The young noble paged through the document quickly, skipping over most of the introduction. It notified Stempres that Knight-Errant Kyle Powers would arrive in a few days, a fact Erik already knew through his network of supporters and spies among the regular militia, and the list of briefings he requested. Then Erik hit the meat of the verifax, skipped back to the top and read through it all again. Carefully.

“This is a serious offer?” he asked Stempres, looking up from the reader when finished.

“It is. Sir Powers has asked me to feel you out on a formal alliance for the defense of Achernar. His proposal establishes you as ‘a legitimate foreign-auxiliary commander.’ That’s the designation used when competing branches of military service—or foreign militaries—work together on a joint mission.”

It wasn’t formal recognition by Exarch Redburn, Erik noted, but damn close. It elevated his Swordsworn to a politically supported entity at the very least, and the fact that Powers even proposed such an alliance meant only one thing. “The Republic is in bad shape,” he whispered aloud. A political push here, some military action there—how much could the Sphere government stand up under? His uncle had been right all along. Best to salvage what they could. Drawing a reference from the Unfinished Book—or was it the original New Testament?—it was time to render therefore unto Caesar the things which were Caesar’s.

Or, more to the point, they would take back unto Sandoval those worlds which were Sandoval.

“Legate Stempres,” Erik finally said. “Have a message ready to send Powers as soon as his JumpShip arrives in system. You discussed the matter with me but have been unable to secure my official cooperation. Yet. Please attend to that right away.”

“You sound as if you’re in a hurry to be off, Lord Sandoval.”

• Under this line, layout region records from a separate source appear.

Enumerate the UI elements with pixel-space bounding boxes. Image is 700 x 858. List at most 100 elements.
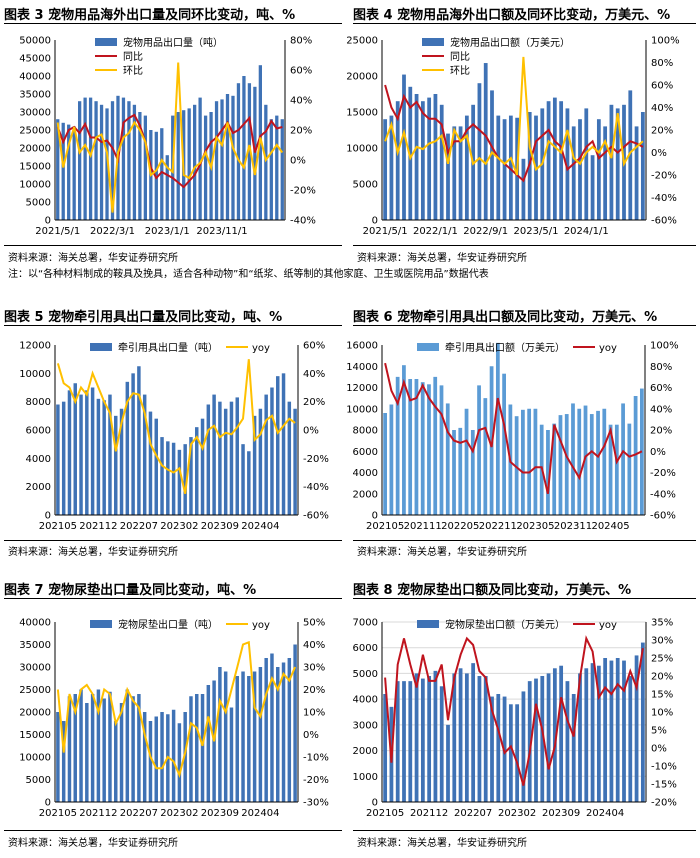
y-tick-label: 35000 (19, 640, 51, 651)
source-text: 资料来源：海关总署，华安证券研究所 (357, 547, 527, 558)
bar (270, 653, 274, 802)
bar (552, 423, 557, 515)
x-tick-label: 202112 (410, 808, 448, 819)
bar (408, 86, 413, 220)
x-tick-label: 2022/9/1 (463, 226, 508, 237)
y-tick-label: 2000 (26, 482, 51, 493)
y-tick-label: 30000 (19, 108, 51, 119)
legend-label: 同比 (123, 51, 143, 63)
bar (559, 665, 564, 802)
y2-tick-label: 60% (303, 341, 325, 352)
x-tick-label: 202207 (120, 521, 158, 532)
bar (229, 401, 234, 515)
bar (578, 119, 582, 220)
bar (383, 119, 388, 220)
bar (439, 385, 444, 515)
y-tick-label: 10000 (346, 144, 378, 155)
y2-tick-label: 0% (650, 447, 666, 458)
bar (166, 441, 170, 515)
bar (420, 382, 425, 515)
bar (596, 410, 600, 515)
source-text: 资料来源：海关总署，华安证券研究所 (357, 253, 527, 264)
bar (247, 451, 251, 515)
chart-5: 0 2000 4000 6000 8000 10000 12000 -60% -40% -20% 0… (19, 341, 329, 533)
bar (477, 83, 482, 220)
legend-swatch (417, 343, 439, 351)
bar (383, 694, 388, 802)
bar (533, 408, 538, 515)
y2-tick-label: 35% (651, 618, 673, 629)
y-tick-label: 10000 (19, 753, 51, 764)
bar (143, 115, 147, 220)
y2-tick-label: 25% (651, 654, 673, 665)
y2-tick-label: -20% (651, 798, 677, 809)
bar (527, 681, 532, 802)
x-tick-label: 202105 (39, 521, 77, 532)
bar (452, 430, 456, 515)
y-tick-label: 5000 (26, 775, 51, 786)
y2-tick-label: -10% (303, 753, 329, 764)
legend-label: yoy (252, 620, 270, 631)
bar (195, 427, 199, 515)
y-tick-label: 20000 (19, 144, 51, 155)
bar (171, 442, 176, 515)
bar (56, 404, 60, 515)
y2-tick-label: 0% (290, 156, 306, 167)
bar (96, 398, 101, 515)
bar (125, 381, 130, 515)
y-tick-label: 20000 (346, 72, 378, 83)
yoy-line (384, 635, 644, 786)
bar (148, 721, 153, 802)
bar (137, 366, 141, 515)
y2-tick-label: 30% (651, 636, 673, 647)
bar (458, 668, 463, 802)
y-tick-label: 40000 (19, 72, 51, 83)
bar (389, 404, 394, 515)
y-tick-label: 8000 (353, 426, 378, 437)
x-tick-label: 2023/1/1 (145, 226, 190, 237)
bar (603, 658, 608, 802)
source-text: 资料来源：海关总署，华安证券研究所 (8, 547, 178, 558)
bar (464, 115, 469, 220)
x-tick-label: 2021/5/1 (363, 226, 408, 237)
bar (142, 712, 147, 802)
y2-tick-label: 20% (651, 126, 673, 137)
y-tick-label: 12000 (19, 341, 51, 352)
bar (603, 126, 608, 220)
y-tick-label: 0 (45, 798, 51, 809)
legend-swatch (95, 38, 117, 46)
bar (408, 681, 413, 802)
y-tick-label: 4000 (353, 468, 378, 479)
bar (495, 342, 500, 515)
y-tick-label: 15000 (19, 730, 51, 741)
bar (640, 642, 645, 802)
bar (276, 667, 280, 802)
bar (628, 676, 633, 802)
bar (99, 104, 104, 220)
bar (90, 694, 95, 802)
bar (160, 712, 164, 802)
y-tick-label: 12000 (346, 383, 378, 394)
bar (502, 373, 506, 515)
bar (264, 394, 268, 515)
x-tick-label: 202112 (79, 521, 117, 532)
bar (61, 122, 65, 220)
chart-title: 图表 5 宠物牵引用具出口量及同比变动，吨、% (4, 310, 283, 325)
bar (176, 112, 180, 220)
bar (177, 449, 182, 515)
bar (264, 104, 268, 220)
y2-tick-label: 100% (650, 341, 679, 352)
bar (131, 373, 135, 515)
y2-tick-label: -15% (651, 780, 677, 791)
bar (281, 373, 286, 515)
bar (433, 670, 438, 802)
y-tick-label: 35000 (19, 90, 51, 101)
bar (608, 424, 613, 515)
y-tick-label: 50000 (19, 36, 51, 47)
yoy-line (384, 84, 644, 183)
y-tick-label: 1000 (353, 772, 378, 783)
bar (85, 703, 89, 802)
bar (253, 86, 257, 220)
bar (79, 394, 83, 515)
bar (235, 676, 239, 802)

“I am.” Erik nodded toward his northwest quarry. Visible over a rocky outcropping of pale stone, one could catch the profile of his Hatchetman’s elongated head. “If I push, I can be over the Taibeks with a small force and coming to the aid of the Republic before their own reinforcements arrive.” Engaging lightly, ready to draw back as needed, Erik could seem to be the rescuer and still put very little of his own assets at risk. “It will do well for Powers to see me contributing even without his official sanction. Then, when he sends you to try again, I can—reluctantly–agree.”